Reference

Glossary

The vocabulary of modern AI, in plain English. Bookmark this page.

Token: The atomic unit an LLM reads and writes — a sub-word chunk produced by a tokenizer. Pricing and context limits are measured in tokens.
Embedding: A dense numeric vector that represents the meaning of a piece of text, image, or audio. Similar things have similar vectors.
Transformer: The neural network architecture (2017) based on self-attention that powers every modern LLM.
Attention: A mechanism that lets each token in a sequence weigh how much every other token matters when computing its representation.
Context window: The maximum number of tokens an LLM can consider at once when generating a response.
Temperature: A sampling parameter that controls randomness. 0 = deterministic, higher = more creative and varied.
Top-p / nucleus sampling: An alternative to temperature: sample from the smallest set of tokens whose cumulative probability exceeds p.
Hallucination: When an LLM produces fluent text that is factually wrong or fabricated.

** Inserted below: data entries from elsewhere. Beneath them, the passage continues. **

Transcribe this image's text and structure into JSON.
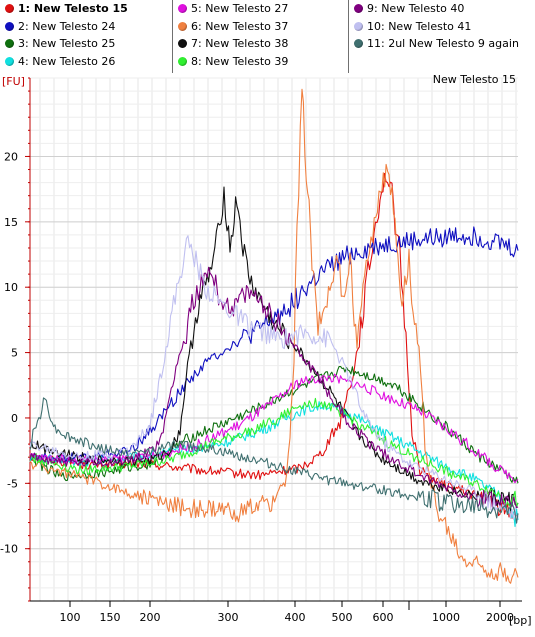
{
  "legend": {
    "columns": [
      [
        {
          "label": "1: New Telesto 15",
          "color": "#e01010",
          "active": true
        },
        {
          "label": "2: New Telesto 24",
          "color": "#1010c0"
        },
        {
          "label": "3: New Telesto 25",
          "color": "#107010"
        },
        {
          "label": "4: New Telesto 26",
          "color": "#10e0e0"
        }
      ],
      [
        {
          "label": "5: New Telesto 27",
          "color": "#e010e0"
        },
        {
          "label": "6: New Telesto 37",
          "color": "#f08040"
        },
        {
          "label": "7: New Telesto 38",
          "color": "#101010"
        },
        {
          "label": "8: New Telesto 39",
          "color": "#30f030"
        }
      ],
      [
        {
          "label": "9: New Telesto 40",
          "color": "#800080"
        },
        {
          "label": "10: New Telesto 41",
          "color": "#c0c0f0"
        },
        {
          "label": "11: 2ul New Telesto 9 again",
          "color": "#407070"
        }
      ]
    ]
  },
  "chart_data": {
    "type": "line",
    "title": "New Telesto 15",
    "ylabel": "[FU]",
    "xlabel": "[bp]",
    "ylim": [
      -14,
      26
    ],
    "y_ticks": [
      -10,
      -5,
      0,
      5,
      10,
      15,
      20
    ],
    "x_tick_labels": [
      "100",
      "150",
      "200",
      "300",
      "400",
      "500",
      "600",
      "1000",
      "2000"
    ],
    "x_tick_positions": [
      70,
      110,
      150,
      228,
      295,
      342,
      383,
      446,
      500
    ],
    "series": [
      {
        "name": "1: New Telesto 15",
        "color": "#e01010",
        "points": [
          [
            30,
            -3
          ],
          [
            90,
            -3.6
          ],
          [
            150,
            -3.5
          ],
          [
            200,
            -4
          ],
          [
            260,
            -4.4
          ],
          [
            300,
            -3.8
          ],
          [
            320,
            -2.8
          ],
          [
            340,
            -0.3
          ],
          [
            355,
            4
          ],
          [
            368,
            11
          ],
          [
            380,
            17
          ],
          [
            386,
            18.7
          ],
          [
            392,
            17
          ],
          [
            400,
            12
          ],
          [
            406,
            6
          ],
          [
            412,
            -1
          ],
          [
            420,
            -4
          ],
          [
            440,
            -5
          ],
          [
            480,
            -6
          ],
          [
            500,
            -6.8
          ],
          [
            518,
            -7.3
          ]
        ]
      },
      {
        "name": "2: New Telesto 24",
        "color": "#1010c0",
        "points": [
          [
            30,
            -3
          ],
          [
            90,
            -3
          ],
          [
            130,
            -2.5
          ],
          [
            150,
            -1
          ],
          [
            170,
            1
          ],
          [
            190,
            3
          ],
          [
            210,
            4.5
          ],
          [
            230,
            5.5
          ],
          [
            260,
            6.8
          ],
          [
            290,
            8.6
          ],
          [
            320,
            11
          ],
          [
            350,
            12.5
          ],
          [
            380,
            13.2
          ],
          [
            420,
            13.6
          ],
          [
            460,
            14
          ],
          [
            480,
            13.8
          ],
          [
            500,
            13.4
          ],
          [
            518,
            12.8
          ]
        ]
      },
      {
        "name": "3: New Telesto 25",
        "color": "#107010",
        "points": [
          [
            30,
            -3
          ],
          [
            60,
            -4.5
          ],
          [
            100,
            -4.2
          ],
          [
            150,
            -3.5
          ],
          [
            190,
            -1.5
          ],
          [
            230,
            -0.2
          ],
          [
            260,
            0.8
          ],
          [
            290,
            2
          ],
          [
            320,
            3
          ],
          [
            345,
            3.8
          ],
          [
            370,
            3.2
          ],
          [
            395,
            2.5
          ],
          [
            420,
            1
          ],
          [
            450,
            -1
          ],
          [
            480,
            -3
          ],
          [
            500,
            -4
          ],
          [
            518,
            -5
          ]
        ]
      },
      {
        "name": "4: New Telesto 26",
        "color": "#10e0e0",
        "points": [
          [
            30,
            -3
          ],
          [
            80,
            -3.4
          ],
          [
            130,
            -3
          ],
          [
            180,
            -2.5
          ],
          [
            220,
            -2
          ],
          [
            260,
            -1
          ],
          [
            300,
            0.5
          ],
          [
            325,
            1
          ],
          [
            350,
            0.3
          ],
          [
            380,
            -1
          ],
          [
            410,
            -2.2
          ],
          [
            440,
            -3.5
          ],
          [
            470,
            -4.5
          ],
          [
            500,
            -6
          ],
          [
            518,
            -7.8
          ]
        ]
      },
      {
        "name": "5: New Telesto 27",
        "color": "#e010e0",
        "points": [
          [
            30,
            -3
          ],
          [
            90,
            -3.2
          ],
          [
            150,
            -3
          ],
          [
            200,
            -2
          ],
          [
            240,
            -0.5
          ],
          [
            270,
            1
          ],
          [
            300,
            2.8
          ],
          [
            330,
            3.1
          ],
          [
            360,
            2.5
          ],
          [
            390,
            1.5
          ],
          [
            420,
            0.5
          ],
          [
            450,
            -1
          ],
          [
            480,
            -2.8
          ],
          [
            500,
            -4
          ],
          [
            518,
            -4.7
          ]
        ]
      },
      {
        "name": "6: New Telesto 37",
        "color": "#f08040",
        "points": [
          [
            30,
            -3.5
          ],
          [
            80,
            -4.5
          ],
          [
            120,
            -5.5
          ],
          [
            160,
            -6.5
          ],
          [
            200,
            -7
          ],
          [
            240,
            -7.2
          ],
          [
            270,
            -6.5
          ],
          [
            285,
            -5
          ],
          [
            290,
            -2
          ],
          [
            294,
            5
          ],
          [
            297,
            14
          ],
          [
            302,
            25
          ],
          [
            312,
            12
          ],
          [
            318,
            7
          ],
          [
            330,
            10
          ],
          [
            338,
            12
          ],
          [
            343,
            9
          ],
          [
            350,
            12
          ],
          [
            357,
            5
          ],
          [
            363,
            11
          ],
          [
            371,
            13
          ],
          [
            379,
            17.5
          ],
          [
            389,
            19
          ],
          [
            395,
            15
          ],
          [
            402,
            9
          ],
          [
            409,
            12.3
          ],
          [
            413,
            8
          ],
          [
            419,
            5
          ],
          [
            425,
            -2
          ],
          [
            436,
            -7
          ],
          [
            450,
            -9
          ],
          [
            462,
            -10.8
          ],
          [
            490,
            -11.6
          ],
          [
            518,
            -12.2
          ]
        ]
      },
      {
        "name": "7: New Telesto 38",
        "color": "#101010",
        "points": [
          [
            30,
            -2
          ],
          [
            90,
            -3.2
          ],
          [
            150,
            -3.3
          ],
          [
            170,
            -2.5
          ],
          [
            180,
            -1
          ],
          [
            186,
            3
          ],
          [
            194,
            7
          ],
          [
            200,
            9
          ],
          [
            210,
            11
          ],
          [
            218,
            14
          ],
          [
            224,
            17.2
          ],
          [
            230,
            13
          ],
          [
            237,
            16.8
          ],
          [
            243,
            13
          ],
          [
            250,
            10.5
          ],
          [
            260,
            9
          ],
          [
            275,
            7
          ],
          [
            290,
            6
          ],
          [
            310,
            4
          ],
          [
            330,
            2
          ],
          [
            355,
            -1
          ],
          [
            380,
            -3
          ],
          [
            420,
            -4.8
          ],
          [
            460,
            -5.7
          ],
          [
            500,
            -6.2
          ],
          [
            518,
            -6.5
          ]
        ]
      },
      {
        "name": "8: New Telesto 39",
        "color": "#30f030",
        "points": [
          [
            30,
            -3
          ],
          [
            80,
            -4
          ],
          [
            130,
            -3.7
          ],
          [
            170,
            -3.2
          ],
          [
            210,
            -2
          ],
          [
            250,
            -1
          ],
          [
            280,
            0
          ],
          [
            300,
            1
          ],
          [
            320,
            1.2
          ],
          [
            340,
            0.5
          ],
          [
            360,
            -0.5
          ],
          [
            390,
            -2
          ],
          [
            420,
            -3.2
          ],
          [
            450,
            -4.2
          ],
          [
            480,
            -5.2
          ],
          [
            518,
            -6.5
          ]
        ]
      },
      {
        "name": "9: New Telesto 40",
        "color": "#800080",
        "points": [
          [
            30,
            -3
          ],
          [
            80,
            -3.5
          ],
          [
            130,
            -3.3
          ],
          [
            160,
            -2
          ],
          [
            168,
            1
          ],
          [
            176,
            4
          ],
          [
            185,
            6
          ],
          [
            192,
            8.8
          ],
          [
            200,
            10
          ],
          [
            210,
            11.5
          ],
          [
            220,
            9
          ],
          [
            232,
            8.5
          ],
          [
            248,
            9.5
          ],
          [
            260,
            9
          ],
          [
            280,
            7
          ],
          [
            300,
            5
          ],
          [
            320,
            3
          ],
          [
            345,
            0
          ],
          [
            370,
            -2
          ],
          [
            400,
            -3.5
          ],
          [
            430,
            -4.8
          ],
          [
            460,
            -5.7
          ],
          [
            500,
            -6.5
          ],
          [
            518,
            -6.8
          ]
        ]
      },
      {
        "name": "10: New Telesto 41",
        "color": "#c0c0f0",
        "points": [
          [
            30,
            -2
          ],
          [
            80,
            -3
          ],
          [
            130,
            -2.5
          ],
          [
            150,
            -0.5
          ],
          [
            160,
            3
          ],
          [
            172,
            8
          ],
          [
            180,
            11
          ],
          [
            188,
            13.5
          ],
          [
            196,
            12
          ],
          [
            205,
            10
          ],
          [
            225,
            8.5
          ],
          [
            250,
            7
          ],
          [
            280,
            6
          ],
          [
            305,
            6.5
          ],
          [
            330,
            6
          ],
          [
            350,
            3
          ],
          [
            365,
            0
          ],
          [
            385,
            -2
          ],
          [
            410,
            -3.5
          ],
          [
            440,
            -4.5
          ],
          [
            470,
            -5.5
          ],
          [
            500,
            -6.8
          ],
          [
            518,
            -7.5
          ]
        ]
      },
      {
        "name": "11: 2ul New Telesto 9 again",
        "color": "#407070",
        "points": [
          [
            30,
            -2
          ],
          [
            45,
            1.5
          ],
          [
            55,
            -0.8
          ],
          [
            70,
            -1.5
          ],
          [
            100,
            -2.3
          ],
          [
            130,
            -2.8
          ],
          [
            150,
            -2.5
          ],
          [
            180,
            -2
          ],
          [
            210,
            -2.4
          ],
          [
            240,
            -2.9
          ],
          [
            270,
            -3.5
          ],
          [
            300,
            -4.2
          ],
          [
            330,
            -4.8
          ],
          [
            360,
            -5.2
          ],
          [
            390,
            -5.6
          ],
          [
            420,
            -6.1
          ],
          [
            450,
            -6.5
          ],
          [
            480,
            -6.9
          ],
          [
            518,
            -7.3
          ]
        ]
      }
    ]
  }
}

Fine-tuning: Continuing to train a pretrained model on a smaller, task-specific dataset to specialize its behavior.
RLHF: Reinforcement Learning from Human Feedback — aligning a model with human preferences by training a reward model from comparisons.
RAG: Retrieval-Augmented Generation — fetching relevant documents at query time and giving them to the LLM as context.

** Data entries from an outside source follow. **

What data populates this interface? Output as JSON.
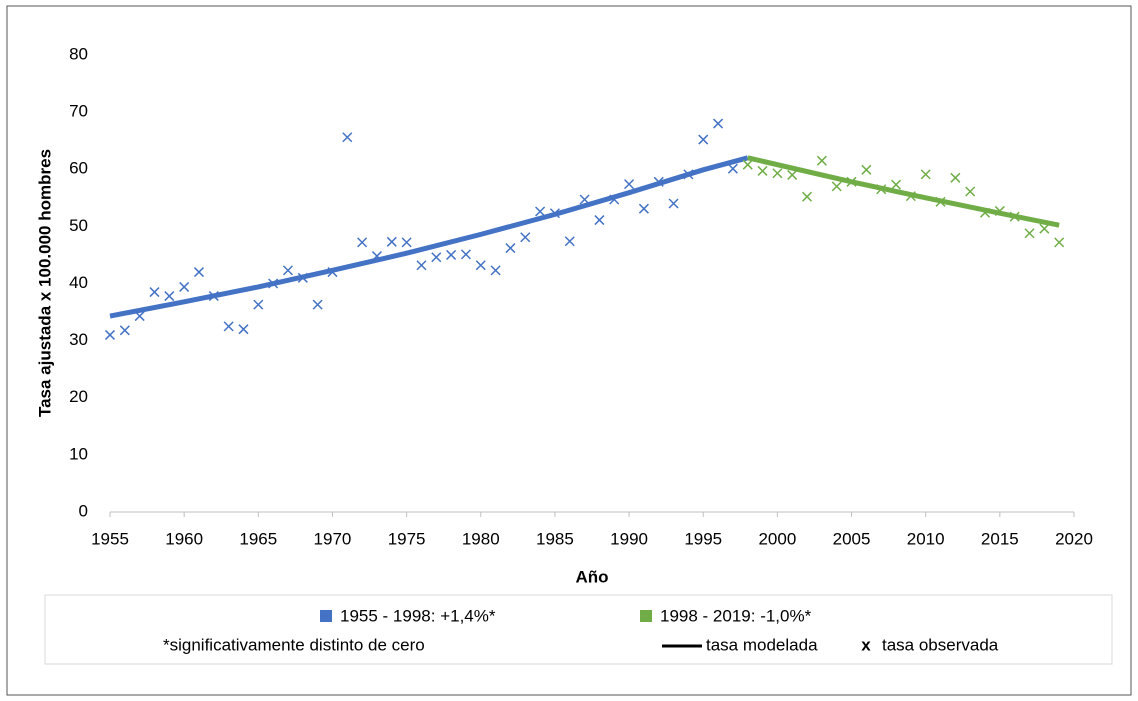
{
  "chart_data": {
    "type": "line",
    "x_label": "Año",
    "y_label": "Tasa ajustada x 100.000 hombres",
    "xlim": [
      1955,
      2020
    ],
    "xticks": [
      1955,
      1960,
      1965,
      1970,
      1975,
      1980,
      1985,
      1990,
      1995,
      2000,
      2005,
      2010,
      2015,
      2020
    ],
    "ylim": [
      0,
      80
    ],
    "yticks": [
      0,
      10,
      20,
      30,
      40,
      50,
      60,
      70,
      80
    ],
    "grid": false,
    "segments": [
      {
        "name": "1955 - 1998: +1,4%*",
        "color": "#4472c4",
        "modeled": {
          "x": [
            1955,
            1960,
            1965,
            1970,
            1975,
            1980,
            1985,
            1990,
            1995,
            1998
          ],
          "values": [
            34.3,
            36.8,
            39.4,
            42.3,
            45.3,
            48.6,
            52.1,
            55.9,
            59.9,
            62.0
          ]
        },
        "observed": {
          "x": [
            1955,
            1956,
            1957,
            1958,
            1959,
            1960,
            1961,
            1962,
            1963,
            1964,
            1965,
            1966,
            1967,
            1968,
            1969,
            1970,
            1971,
            1972,
            1973,
            1974,
            1975,
            1976,
            1977,
            1978,
            1979,
            1980,
            1981,
            1982,
            1983,
            1984,
            1985,
            1986,
            1987,
            1988,
            1989,
            1990,
            1991,
            1992,
            1993,
            1994,
            1995,
            1996,
            1997
          ],
          "values": [
            31,
            31.8,
            34.3,
            38.5,
            37.8,
            39.4,
            42,
            37.8,
            32.5,
            32,
            36.3,
            40,
            42.3,
            41,
            36.3,
            42,
            65.6,
            47.2,
            44.8,
            47.3,
            47.2,
            43.2,
            44.6,
            45,
            45.1,
            43.2,
            42.3,
            46.2,
            48.1,
            52.6,
            52.3,
            47.4,
            54.7,
            51.1,
            54.7,
            57.4,
            53.1,
            57.8,
            54,
            59.1,
            65.2,
            68,
            60.1
          ]
        }
      },
      {
        "name": "1998 - 2019: -1,0%*",
        "color": "#70ad47",
        "modeled": {
          "x": [
            1998,
            2005,
            2010,
            2015,
            2019
          ],
          "values": [
            62.0,
            57.8,
            55.0,
            52.3,
            50.2
          ]
        },
        "observed": {
          "x": [
            1998,
            1999,
            2000,
            2001,
            2002,
            2003,
            2004,
            2005,
            2006,
            2007,
            2008,
            2009,
            2010,
            2011,
            2012,
            2013,
            2014,
            2015,
            2016,
            2017,
            2018,
            2019
          ],
          "values": [
            60.8,
            59.7,
            59.3,
            59,
            55.2,
            61.5,
            57,
            57.8,
            59.9,
            56.5,
            57.3,
            55.3,
            59.1,
            54.3,
            58.5,
            56.1,
            52.4,
            52.7,
            51.7,
            48.8,
            49.6,
            47.2
          ]
        }
      }
    ],
    "footnote": "*significativamente distinto de cero",
    "legend_line_label": "tasa modelada",
    "legend_marker_symbol": "x",
    "legend_marker_label": "tasa observada"
  }
}
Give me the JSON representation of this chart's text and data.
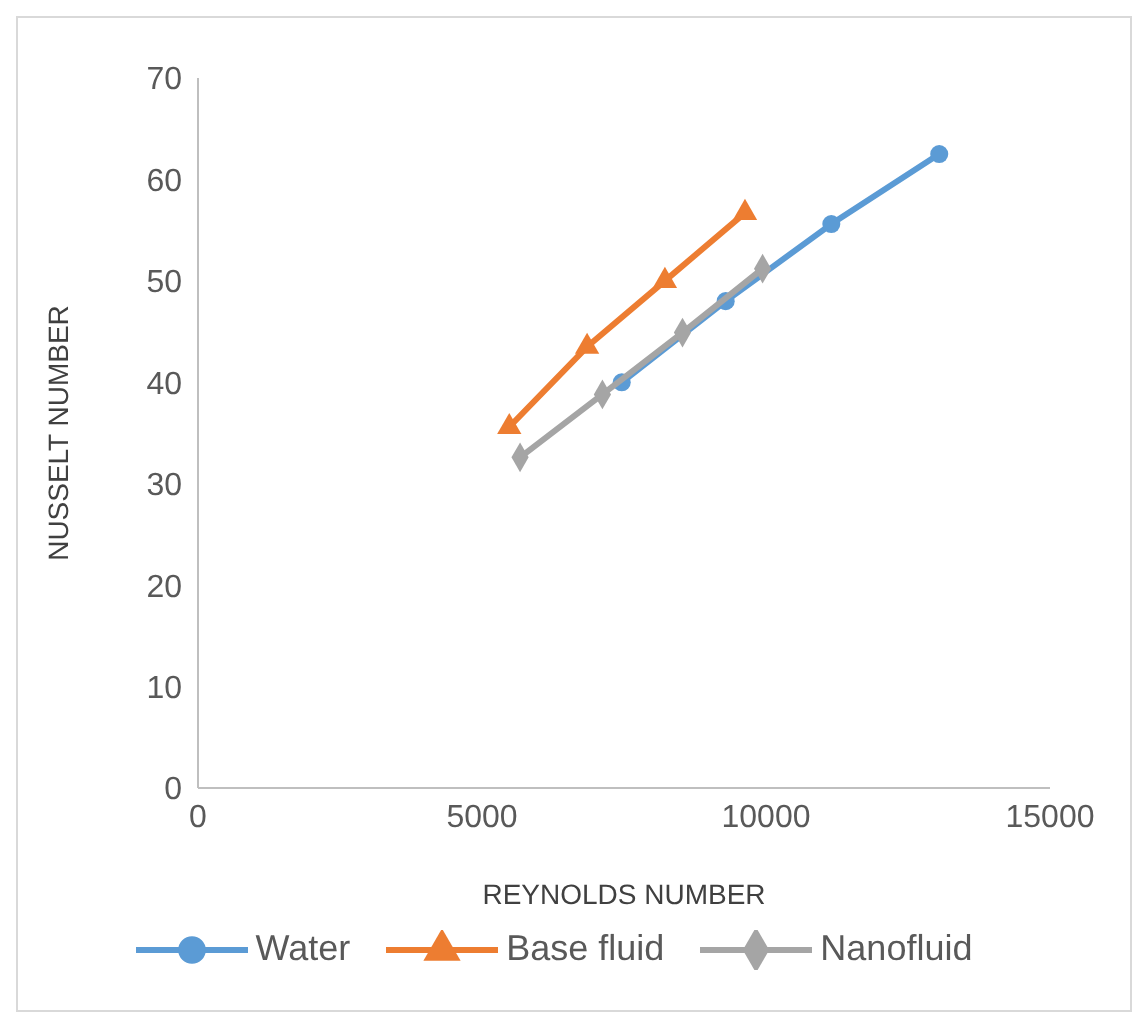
{
  "chart_data": {
    "type": "line",
    "xlabel": "REYNOLDS NUMBER",
    "ylabel": "NUSSELT NUMBER",
    "xlim": [
      0,
      15000
    ],
    "xticks": [
      0,
      5000,
      10000,
      15000
    ],
    "ylim": [
      0,
      70
    ],
    "yticks": [
      0,
      10,
      20,
      30,
      40,
      50,
      60,
      70
    ],
    "grid": false,
    "legend": "bottom",
    "series": [
      {
        "name": "Water",
        "color": "#5b9bd5",
        "marker": "circle",
        "x": [
          7460,
          9290,
          11150,
          13050
        ],
        "values": [
          40,
          48,
          55.6,
          62.5
        ]
      },
      {
        "name": "Base fluid",
        "color": "#ed7d31",
        "marker": "triangle",
        "x": [
          5480,
          6850,
          8220,
          9630
        ],
        "values": [
          35.6,
          43.5,
          50,
          56.7
        ]
      },
      {
        "name": "Nanofluid",
        "color": "#a5a5a5",
        "marker": "diamond",
        "x": [
          5670,
          7120,
          8530,
          9940
        ],
        "values": [
          32.6,
          38.8,
          44.9,
          51.2
        ]
      }
    ]
  }
}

Vector database: A database optimized for similarity search over embeddings (e.g. pgvector, Pinecone, Qdrant, Weaviate).
Diffusion model: A generative model that creates images by learning to reverse a gradual noising process, guided by a prompt.
Multimodal: A model that handles multiple input/output modalities — text, image, audio, video — in one system.
Agent: An LLM running in a loop with access to tools and a goal, capable of planning and taking actions.
Function calling: A model capability where the LLM outputs a structured tool invocation (name + JSON arguments) for your app to execute.
Prompt injection: An attack where untrusted input contains instructions that override the developer's system prompt.
Inference: Running a trained model to produce an output. Cheap per call compared to training.
Parameter: A learnable weight inside a neural network. Frontier LLMs have hundreds of billions to trillions of parameters.
Quantization: Compressing model weights to lower precision (e.g. 4-bit) to run faster and on smaller hardware with minimal quality loss.